Lorque j'entrais dans la salle le professeur m'adressa un sourire lorsque je passais la porte de sa salle, me dit :

- J'espère que votre amie Léna va s'en remettre sans séquelles.

Puis il ajouta pour lui-même : « La fin de l'espoir est le commencement de la mort.»

Il avait l'habitude de balancer des citations à tout bout de champ, comme si ce qui se passait dans nos vies pouvaient inspirer une leçon philosophique.

J'allai à ma place habituelle et peu de temps après la dernière personne entra. Elle se dirigea vers moi et s'affala sur la chaise libre à côté de moi, la place de Léna et soupira. Elle sappelait Kirsten, nouvelle cette année dans la ville. Elle avait les yeux bleus, les cheveux blond doré et la peau pâle. Elle venait certainement du nord elle ne devait pas être française car elle parlait avec un accent.
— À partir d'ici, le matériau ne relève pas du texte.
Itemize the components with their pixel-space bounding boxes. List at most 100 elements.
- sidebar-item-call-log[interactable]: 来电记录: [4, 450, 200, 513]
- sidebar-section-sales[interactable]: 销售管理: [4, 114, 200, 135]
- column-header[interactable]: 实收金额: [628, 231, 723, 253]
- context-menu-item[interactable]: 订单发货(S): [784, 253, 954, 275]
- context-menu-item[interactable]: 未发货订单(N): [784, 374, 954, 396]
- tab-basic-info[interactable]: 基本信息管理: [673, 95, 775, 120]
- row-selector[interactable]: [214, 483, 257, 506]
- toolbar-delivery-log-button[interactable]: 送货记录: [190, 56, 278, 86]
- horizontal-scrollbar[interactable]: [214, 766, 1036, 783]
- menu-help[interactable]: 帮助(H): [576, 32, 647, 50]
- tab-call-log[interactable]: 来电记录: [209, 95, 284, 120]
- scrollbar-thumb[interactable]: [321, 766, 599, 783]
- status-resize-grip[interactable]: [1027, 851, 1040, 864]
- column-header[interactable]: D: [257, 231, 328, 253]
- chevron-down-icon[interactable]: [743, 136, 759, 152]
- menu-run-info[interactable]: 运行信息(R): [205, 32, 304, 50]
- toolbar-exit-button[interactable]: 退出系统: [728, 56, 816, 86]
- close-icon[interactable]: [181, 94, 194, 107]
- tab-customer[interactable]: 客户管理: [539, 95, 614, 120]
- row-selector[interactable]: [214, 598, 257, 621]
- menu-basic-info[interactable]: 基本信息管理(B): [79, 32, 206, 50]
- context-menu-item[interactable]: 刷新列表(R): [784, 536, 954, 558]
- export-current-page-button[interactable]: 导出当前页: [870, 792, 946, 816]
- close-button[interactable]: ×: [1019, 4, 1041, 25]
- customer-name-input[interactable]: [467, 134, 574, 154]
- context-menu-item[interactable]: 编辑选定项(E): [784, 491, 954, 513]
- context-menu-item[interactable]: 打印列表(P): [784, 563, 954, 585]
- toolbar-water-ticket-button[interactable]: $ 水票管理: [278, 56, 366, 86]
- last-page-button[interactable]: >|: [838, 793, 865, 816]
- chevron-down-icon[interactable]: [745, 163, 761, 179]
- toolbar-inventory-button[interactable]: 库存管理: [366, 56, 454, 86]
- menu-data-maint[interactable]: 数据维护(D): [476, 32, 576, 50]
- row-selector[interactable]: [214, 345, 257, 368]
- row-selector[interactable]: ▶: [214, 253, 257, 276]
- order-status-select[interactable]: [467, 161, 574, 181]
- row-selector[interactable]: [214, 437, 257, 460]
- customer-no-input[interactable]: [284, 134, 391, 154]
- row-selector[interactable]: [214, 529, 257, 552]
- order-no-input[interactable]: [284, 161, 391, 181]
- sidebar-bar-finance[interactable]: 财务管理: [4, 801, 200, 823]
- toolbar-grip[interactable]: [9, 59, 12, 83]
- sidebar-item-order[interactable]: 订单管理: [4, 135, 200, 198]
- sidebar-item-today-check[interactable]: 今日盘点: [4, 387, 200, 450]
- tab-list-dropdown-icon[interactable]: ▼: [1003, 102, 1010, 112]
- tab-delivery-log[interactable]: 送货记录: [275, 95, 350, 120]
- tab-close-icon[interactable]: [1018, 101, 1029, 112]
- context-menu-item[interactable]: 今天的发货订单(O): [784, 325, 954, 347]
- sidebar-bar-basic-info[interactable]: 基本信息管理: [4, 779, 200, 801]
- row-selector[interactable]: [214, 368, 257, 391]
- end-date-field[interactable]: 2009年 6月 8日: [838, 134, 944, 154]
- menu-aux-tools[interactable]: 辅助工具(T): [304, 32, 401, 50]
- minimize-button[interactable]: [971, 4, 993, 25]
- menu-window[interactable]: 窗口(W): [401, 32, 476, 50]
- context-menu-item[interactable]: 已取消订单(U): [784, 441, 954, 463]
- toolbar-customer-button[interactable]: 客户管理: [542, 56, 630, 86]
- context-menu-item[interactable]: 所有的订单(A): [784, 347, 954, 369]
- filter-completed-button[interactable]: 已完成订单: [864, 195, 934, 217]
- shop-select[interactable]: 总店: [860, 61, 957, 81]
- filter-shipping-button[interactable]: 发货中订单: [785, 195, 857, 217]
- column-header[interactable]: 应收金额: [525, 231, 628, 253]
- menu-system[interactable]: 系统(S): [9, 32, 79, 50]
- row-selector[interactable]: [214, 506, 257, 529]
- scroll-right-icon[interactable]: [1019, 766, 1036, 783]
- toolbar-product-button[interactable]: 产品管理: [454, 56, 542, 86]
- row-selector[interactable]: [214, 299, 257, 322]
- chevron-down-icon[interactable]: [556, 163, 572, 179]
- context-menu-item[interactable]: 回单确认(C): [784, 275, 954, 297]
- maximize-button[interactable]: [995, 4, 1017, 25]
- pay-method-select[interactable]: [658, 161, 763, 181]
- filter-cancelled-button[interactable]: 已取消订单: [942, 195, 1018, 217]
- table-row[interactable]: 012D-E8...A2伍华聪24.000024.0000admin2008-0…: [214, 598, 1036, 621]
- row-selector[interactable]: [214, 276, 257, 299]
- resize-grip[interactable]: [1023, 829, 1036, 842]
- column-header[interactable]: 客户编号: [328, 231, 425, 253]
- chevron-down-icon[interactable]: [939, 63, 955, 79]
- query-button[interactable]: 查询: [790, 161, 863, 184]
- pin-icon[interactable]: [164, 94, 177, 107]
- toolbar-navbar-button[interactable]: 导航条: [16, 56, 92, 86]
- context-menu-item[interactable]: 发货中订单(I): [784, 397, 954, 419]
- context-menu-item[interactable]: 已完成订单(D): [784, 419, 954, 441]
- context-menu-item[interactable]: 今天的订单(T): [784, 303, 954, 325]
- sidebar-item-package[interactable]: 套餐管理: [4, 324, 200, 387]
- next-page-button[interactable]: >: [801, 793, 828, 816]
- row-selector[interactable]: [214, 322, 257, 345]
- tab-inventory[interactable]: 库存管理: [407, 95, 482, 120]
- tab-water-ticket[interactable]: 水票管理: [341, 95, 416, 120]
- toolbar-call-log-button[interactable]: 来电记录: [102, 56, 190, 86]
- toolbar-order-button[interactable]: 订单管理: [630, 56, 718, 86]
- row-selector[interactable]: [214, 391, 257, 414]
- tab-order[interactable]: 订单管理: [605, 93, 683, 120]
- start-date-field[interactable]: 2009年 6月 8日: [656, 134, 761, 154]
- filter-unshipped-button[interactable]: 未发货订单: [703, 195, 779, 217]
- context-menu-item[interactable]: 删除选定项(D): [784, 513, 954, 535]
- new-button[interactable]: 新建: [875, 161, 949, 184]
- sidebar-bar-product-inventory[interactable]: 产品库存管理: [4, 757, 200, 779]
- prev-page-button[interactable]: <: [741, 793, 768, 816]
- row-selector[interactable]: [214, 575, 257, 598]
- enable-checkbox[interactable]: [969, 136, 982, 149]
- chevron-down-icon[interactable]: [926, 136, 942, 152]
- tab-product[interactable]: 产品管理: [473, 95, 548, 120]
Je ne comprenais pas pourquoi elle s'installait à côté de moi alors qu'il y avait d'autres places libres dans la salle de classe.

Lorsque le cours débuta elle se pencha discrètement vers moi, et me dit :

- Si tu restes seule comme ça tu vas encore plus broyer du noir. Si tu t'entoures de personnes souriantes elles te communiqueront leur bonne humeur.

Je la regardai droit dans les yeux ; elle me sourit et je lui répondis par un petit sourire forcé. Elle me paraissait vraiment gentille mais je ne lui avais jamais vraiment parlé avant. A vrai dire, Léna me suffisait comme amie mais aujourd'hui elle ne se tenait pas à mes côtés.

Les yeux bleus sont censés être froid cependant il y avait quelque chose, dans ceux de Kirsten, qui m'inspiraient confiance.

- Merci, lui répondis-je, c'est gentil de ta part.

- Tu sais, à propos de ton amie, il ne faut pas l'enterrer trop rapidement. Léna m'a semblé être une personne forte et sûre d'elle. Même clouée à un lit, elle trouvera un moyen de rendre sa vie heureuse.

- Tu as raison elle a un caractère fort, affirmai-je. Elle explose de colère, extériorise ses sentiments, et ne renonce jamais ; le mot impossible ne fait pas partie de son vocabulaire.

Kirsten me regarda et acquiesça en souriant. Elle reporte son attention sur le cours, car Monsieur Isher nous fusillait du regard.

« Tu remplaces déjà Léna ? me dit une petite voix au fond de moi. Bravo la fidélité ! »

Je soupirai et chassai cette idée de mes pensées qui divaguèrent vers Léna. Allait-elle mieux ? Son état s'était-il empiré ? Jétais impuissante, et je ne pouvais que garder espoir.